Allow late development changes
We welcome changing requirements, even in late development. We also use the Waterfall methodology, but when it comes to doing changes after things are already in full swing, Agile comes to the rescue. Our approach is such that it harnesses the customer’s changes, especially with an apparent competitive advantage. We understand that project success relies on sternly following an approved plan. However, keeping an open mind helps maximize the potential gain or effect. In the business of custom software development, the mere thought of making changes mid-development causes most programmers to hold their heads with both hands. In our work line, potentials for improvement overrule the planned route. In the name of excellence, we readily discuss, approve, and implement late development project changes.
The Right Team for the Right Job
Excellent software products always come from a team effort—our teams of specialist’s range in skills, knowledge, work ethics, and aspirations. Bringing a diverse crowd like this into a common denominator can sometimes seem like the work of magic. Designers have entirely different mindsets than developers, and both taken together are nothing like the business people that become their clients. To make any project a success, everyone must participate throughout all the project phases. With Agile’s simultaneous workflows, our teams work closely together, share accomplishments and problems, and deal with both collectively.
Special projects like best architecture designs always emerge from self-organizing teams. At regular intervals, the team members should reflect on becoming more effective, adjust their behavior, and aim for a better route forward. But the initial requirement is the internal motivation of your team, on an individual level.
Flawless Customer Communication
The most efficient method for conveying information within a development team is face-to-face conversation. We use emails or live chat work as a complementary form of a dialog. However, unless the client determines their favorite communication channel explicitly, face-to-face makes a difference, especially on project milestones.
Your software engineers may be the best professionals on the block, but if they fail to deliver working prototypes, they might as well choose a different calling. We sternly believe that whatever you decide to submit to your customer must be a working tool. It sounds overly simplistic to keep up with project scope and expectations, but it often saves projects that deviate from the desirable or the possible.
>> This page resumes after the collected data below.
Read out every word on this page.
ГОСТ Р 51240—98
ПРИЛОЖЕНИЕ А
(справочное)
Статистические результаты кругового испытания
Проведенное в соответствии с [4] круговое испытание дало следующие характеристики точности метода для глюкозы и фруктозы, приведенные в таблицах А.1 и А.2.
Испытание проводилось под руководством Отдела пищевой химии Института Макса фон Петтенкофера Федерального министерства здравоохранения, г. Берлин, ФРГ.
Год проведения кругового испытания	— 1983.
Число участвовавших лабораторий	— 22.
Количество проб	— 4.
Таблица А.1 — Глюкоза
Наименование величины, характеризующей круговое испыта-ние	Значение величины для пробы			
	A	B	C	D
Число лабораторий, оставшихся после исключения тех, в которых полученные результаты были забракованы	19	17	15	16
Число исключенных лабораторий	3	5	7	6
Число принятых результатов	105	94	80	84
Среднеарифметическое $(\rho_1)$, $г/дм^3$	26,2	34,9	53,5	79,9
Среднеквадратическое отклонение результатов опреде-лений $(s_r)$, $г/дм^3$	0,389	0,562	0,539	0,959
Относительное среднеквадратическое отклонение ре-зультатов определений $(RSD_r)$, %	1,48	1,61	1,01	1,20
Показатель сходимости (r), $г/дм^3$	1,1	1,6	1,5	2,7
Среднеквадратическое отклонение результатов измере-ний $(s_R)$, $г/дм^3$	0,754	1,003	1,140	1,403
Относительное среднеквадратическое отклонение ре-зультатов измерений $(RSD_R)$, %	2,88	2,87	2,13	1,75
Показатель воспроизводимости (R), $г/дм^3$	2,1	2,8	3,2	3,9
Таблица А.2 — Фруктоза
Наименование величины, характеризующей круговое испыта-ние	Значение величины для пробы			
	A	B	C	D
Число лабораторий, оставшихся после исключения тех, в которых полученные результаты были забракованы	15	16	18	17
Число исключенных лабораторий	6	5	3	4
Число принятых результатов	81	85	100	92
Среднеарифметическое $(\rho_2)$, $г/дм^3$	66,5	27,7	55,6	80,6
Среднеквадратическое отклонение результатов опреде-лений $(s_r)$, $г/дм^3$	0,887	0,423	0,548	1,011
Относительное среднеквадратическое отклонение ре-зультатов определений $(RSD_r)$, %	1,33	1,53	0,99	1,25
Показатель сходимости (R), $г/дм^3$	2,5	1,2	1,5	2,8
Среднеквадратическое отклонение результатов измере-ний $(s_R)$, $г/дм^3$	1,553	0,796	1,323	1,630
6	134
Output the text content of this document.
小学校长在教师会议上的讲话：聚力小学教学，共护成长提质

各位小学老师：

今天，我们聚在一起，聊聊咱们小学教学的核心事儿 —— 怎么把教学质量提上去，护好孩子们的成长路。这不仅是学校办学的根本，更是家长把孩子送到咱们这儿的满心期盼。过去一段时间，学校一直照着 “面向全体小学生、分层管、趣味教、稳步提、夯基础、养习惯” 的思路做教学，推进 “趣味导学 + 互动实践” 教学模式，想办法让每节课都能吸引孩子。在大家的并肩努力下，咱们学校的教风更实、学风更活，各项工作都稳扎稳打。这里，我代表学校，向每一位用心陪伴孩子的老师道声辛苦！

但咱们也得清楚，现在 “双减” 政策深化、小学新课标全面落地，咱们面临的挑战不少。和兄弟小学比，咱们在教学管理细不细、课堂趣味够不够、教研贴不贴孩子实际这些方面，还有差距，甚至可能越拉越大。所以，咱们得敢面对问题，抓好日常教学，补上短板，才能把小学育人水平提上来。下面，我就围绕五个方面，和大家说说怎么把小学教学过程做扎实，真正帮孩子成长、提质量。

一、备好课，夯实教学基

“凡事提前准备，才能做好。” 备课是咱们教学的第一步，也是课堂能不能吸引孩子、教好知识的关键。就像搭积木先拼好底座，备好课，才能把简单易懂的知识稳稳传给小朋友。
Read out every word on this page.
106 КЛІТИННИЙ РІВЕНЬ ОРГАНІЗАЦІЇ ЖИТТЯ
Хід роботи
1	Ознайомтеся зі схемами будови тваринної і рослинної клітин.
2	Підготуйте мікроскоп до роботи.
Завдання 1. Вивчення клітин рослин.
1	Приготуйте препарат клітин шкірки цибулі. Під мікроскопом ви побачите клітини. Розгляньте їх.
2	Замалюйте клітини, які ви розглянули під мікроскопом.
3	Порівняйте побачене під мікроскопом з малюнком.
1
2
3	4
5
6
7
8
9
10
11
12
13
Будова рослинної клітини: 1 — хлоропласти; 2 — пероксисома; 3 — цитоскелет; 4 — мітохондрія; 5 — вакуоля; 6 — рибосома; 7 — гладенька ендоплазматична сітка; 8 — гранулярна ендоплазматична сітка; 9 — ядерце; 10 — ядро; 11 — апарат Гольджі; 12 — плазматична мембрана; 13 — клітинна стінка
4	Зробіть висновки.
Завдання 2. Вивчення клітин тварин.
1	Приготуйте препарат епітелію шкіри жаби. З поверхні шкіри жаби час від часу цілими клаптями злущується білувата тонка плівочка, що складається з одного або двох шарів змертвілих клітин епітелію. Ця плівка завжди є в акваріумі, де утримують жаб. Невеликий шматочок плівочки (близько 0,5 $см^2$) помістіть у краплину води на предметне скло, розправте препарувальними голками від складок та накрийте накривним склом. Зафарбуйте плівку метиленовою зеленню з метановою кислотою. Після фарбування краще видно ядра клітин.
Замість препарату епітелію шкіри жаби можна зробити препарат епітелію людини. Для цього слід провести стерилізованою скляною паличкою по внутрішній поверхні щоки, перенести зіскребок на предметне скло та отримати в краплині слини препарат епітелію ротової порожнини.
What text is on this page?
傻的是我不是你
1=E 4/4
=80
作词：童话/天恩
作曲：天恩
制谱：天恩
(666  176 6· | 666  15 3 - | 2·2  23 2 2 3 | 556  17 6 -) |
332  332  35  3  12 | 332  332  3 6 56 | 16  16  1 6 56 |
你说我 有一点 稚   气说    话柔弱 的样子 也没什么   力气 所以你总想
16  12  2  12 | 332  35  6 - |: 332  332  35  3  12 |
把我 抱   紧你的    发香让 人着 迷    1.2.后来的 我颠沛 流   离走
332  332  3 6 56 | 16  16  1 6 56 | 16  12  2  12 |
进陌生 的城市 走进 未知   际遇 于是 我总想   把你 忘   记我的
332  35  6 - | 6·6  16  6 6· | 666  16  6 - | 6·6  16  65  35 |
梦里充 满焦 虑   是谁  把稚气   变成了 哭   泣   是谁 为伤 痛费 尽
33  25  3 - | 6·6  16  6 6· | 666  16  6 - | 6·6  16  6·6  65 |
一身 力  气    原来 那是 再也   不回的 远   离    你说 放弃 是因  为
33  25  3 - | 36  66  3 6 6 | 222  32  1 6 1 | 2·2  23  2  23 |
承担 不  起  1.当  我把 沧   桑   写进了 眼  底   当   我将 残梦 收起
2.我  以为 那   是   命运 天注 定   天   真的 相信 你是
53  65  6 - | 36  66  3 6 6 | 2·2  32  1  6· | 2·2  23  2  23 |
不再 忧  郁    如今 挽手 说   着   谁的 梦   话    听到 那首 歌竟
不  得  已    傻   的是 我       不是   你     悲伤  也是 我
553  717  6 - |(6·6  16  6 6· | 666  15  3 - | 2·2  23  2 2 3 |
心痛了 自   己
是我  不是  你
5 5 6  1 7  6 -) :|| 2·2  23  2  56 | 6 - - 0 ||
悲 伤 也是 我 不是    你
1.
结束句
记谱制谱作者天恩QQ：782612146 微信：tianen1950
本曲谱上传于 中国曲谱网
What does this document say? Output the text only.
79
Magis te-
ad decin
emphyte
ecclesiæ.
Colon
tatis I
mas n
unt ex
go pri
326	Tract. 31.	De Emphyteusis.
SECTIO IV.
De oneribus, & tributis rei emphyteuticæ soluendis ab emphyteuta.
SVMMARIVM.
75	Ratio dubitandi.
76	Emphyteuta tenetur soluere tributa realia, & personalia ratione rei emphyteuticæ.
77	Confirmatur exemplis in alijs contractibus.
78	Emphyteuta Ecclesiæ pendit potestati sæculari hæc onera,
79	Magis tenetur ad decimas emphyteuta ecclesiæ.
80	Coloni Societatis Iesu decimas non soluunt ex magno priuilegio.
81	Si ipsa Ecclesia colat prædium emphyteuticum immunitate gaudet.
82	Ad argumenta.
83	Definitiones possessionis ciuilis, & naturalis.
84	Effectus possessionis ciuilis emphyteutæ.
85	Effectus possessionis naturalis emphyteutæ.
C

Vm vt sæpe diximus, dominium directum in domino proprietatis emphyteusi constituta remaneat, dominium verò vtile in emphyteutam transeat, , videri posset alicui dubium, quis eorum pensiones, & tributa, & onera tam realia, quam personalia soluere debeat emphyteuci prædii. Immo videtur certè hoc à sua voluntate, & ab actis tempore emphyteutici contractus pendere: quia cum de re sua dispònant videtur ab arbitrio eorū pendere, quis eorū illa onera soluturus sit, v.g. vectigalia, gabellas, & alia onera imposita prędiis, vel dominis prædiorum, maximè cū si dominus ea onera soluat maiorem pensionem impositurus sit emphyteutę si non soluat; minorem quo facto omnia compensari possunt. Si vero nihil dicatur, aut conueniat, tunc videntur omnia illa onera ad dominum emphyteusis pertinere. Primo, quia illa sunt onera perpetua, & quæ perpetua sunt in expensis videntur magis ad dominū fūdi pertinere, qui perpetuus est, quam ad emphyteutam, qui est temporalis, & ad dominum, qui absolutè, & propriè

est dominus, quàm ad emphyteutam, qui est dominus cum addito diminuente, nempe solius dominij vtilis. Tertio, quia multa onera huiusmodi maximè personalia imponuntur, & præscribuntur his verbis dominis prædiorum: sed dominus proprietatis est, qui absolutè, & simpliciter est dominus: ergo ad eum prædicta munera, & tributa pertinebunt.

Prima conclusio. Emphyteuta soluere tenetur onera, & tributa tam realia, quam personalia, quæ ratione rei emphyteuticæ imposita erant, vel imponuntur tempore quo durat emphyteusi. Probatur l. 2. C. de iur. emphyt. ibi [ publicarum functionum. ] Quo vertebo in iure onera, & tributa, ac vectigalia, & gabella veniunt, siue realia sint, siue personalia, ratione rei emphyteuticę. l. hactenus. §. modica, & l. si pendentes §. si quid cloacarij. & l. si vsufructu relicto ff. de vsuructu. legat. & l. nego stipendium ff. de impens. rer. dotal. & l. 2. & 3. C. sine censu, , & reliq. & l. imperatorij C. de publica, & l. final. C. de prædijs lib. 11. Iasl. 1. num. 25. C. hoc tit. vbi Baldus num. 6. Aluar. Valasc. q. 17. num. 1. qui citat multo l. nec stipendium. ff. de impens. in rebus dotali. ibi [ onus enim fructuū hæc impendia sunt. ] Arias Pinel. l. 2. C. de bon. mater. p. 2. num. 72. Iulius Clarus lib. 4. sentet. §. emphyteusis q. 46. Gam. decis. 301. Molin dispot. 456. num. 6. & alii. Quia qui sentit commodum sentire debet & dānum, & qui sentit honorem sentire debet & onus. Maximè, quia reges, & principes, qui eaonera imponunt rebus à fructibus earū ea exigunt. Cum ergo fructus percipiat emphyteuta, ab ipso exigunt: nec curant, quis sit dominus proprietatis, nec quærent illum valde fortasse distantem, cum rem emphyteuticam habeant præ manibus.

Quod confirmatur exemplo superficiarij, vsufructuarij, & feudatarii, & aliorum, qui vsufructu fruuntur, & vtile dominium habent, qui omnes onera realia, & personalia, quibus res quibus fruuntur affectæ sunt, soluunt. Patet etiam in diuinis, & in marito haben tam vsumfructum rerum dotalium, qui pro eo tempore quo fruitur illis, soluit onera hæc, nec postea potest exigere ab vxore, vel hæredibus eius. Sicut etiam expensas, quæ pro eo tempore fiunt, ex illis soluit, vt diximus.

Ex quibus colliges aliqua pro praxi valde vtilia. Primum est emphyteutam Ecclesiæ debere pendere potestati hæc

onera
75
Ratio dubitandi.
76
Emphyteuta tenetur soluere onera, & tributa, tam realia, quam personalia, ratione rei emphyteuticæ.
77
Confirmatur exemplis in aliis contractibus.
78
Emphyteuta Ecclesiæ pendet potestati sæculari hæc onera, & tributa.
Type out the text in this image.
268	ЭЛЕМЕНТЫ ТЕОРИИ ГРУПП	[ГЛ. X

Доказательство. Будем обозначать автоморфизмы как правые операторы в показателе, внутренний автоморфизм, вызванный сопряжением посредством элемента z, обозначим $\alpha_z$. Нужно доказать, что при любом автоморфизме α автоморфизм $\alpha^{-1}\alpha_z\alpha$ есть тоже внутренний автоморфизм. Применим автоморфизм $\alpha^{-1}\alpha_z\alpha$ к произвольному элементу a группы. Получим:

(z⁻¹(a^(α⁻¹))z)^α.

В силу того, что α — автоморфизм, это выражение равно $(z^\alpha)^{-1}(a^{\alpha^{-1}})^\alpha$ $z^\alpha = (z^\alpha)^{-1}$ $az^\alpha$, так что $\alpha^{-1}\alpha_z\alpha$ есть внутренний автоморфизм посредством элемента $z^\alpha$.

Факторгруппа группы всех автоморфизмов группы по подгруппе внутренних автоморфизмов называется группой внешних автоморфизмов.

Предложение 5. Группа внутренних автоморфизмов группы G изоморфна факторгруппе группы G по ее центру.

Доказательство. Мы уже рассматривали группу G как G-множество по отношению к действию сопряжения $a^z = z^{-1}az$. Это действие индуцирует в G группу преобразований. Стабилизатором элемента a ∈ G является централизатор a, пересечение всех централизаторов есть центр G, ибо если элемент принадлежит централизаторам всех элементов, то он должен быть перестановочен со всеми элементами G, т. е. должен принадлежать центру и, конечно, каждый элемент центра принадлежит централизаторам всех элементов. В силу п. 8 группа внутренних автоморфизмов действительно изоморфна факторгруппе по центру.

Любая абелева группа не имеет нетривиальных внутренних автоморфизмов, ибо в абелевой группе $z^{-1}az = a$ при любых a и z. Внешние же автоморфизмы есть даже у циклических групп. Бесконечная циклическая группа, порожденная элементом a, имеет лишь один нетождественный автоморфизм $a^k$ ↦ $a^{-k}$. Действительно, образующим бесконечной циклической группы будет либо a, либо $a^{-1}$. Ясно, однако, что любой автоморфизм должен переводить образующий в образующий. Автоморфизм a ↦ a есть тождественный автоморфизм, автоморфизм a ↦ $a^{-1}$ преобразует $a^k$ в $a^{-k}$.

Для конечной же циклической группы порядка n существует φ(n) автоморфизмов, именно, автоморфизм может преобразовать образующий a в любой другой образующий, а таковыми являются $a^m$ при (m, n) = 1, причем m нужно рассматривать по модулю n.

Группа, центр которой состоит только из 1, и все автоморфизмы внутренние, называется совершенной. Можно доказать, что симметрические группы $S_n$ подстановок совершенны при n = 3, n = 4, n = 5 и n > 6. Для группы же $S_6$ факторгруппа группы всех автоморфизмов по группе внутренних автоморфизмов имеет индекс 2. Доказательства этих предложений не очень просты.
Suppose you buy a toaster that doesn’t work. Before you find the opportunity to return or replace it, you are stuck with metal junk. But this is even more valid in software development – the product is practically invisible to the client unless they can interact with a working version, showcasing at least some of the planned functionalities.
Before you present the first operating version, the client’s impression comes solely from what they read in the contract. Having a neatly organized project documentation is more than just a good idea. The prototype must work and match what the customer expected. Prototypes should give a glimpse of the final product without looking unfinished or have some semi-completed functionalities.
Aim for the best, and prepare for the worst
Continuous attention to technical excellence and good design enhances agility. This condition means that specialized experience increases the options you have in front of you dramatically. We noticed that it also promotes essential aspects of personal and professional development. Our Agile manifesto has it clear – the process of getting better never stops.
Project complexity is for the project manager and developers to deal with. Technology is precious for its ability to organize complex processes into an easy-to-use final product. What great apps have in common is their simplicity when it comes to using them. All the under-the-hood action makes it possible, but technology’s complexity remains outside users’ interaction. We have this notion embedded in our mission and never compromise the usability aspect of our projects. Our customer-centric approach prevents us from stepping out of this boundary. Simple is better – this is what we came up with in tech in the first place – to simplify what we already have on our plate.
The role of the Agile approach for project success
Agile promotes sustainable development. The constant and indefinite pace between all participants under its influence is incredible. Sponsors, developers, and users are all groups with entirely different sets of motivations, desires, and expectations. Yet, they coexist in one ecosystem where everyone involved enjoys their benefits and where progress gets rewarded.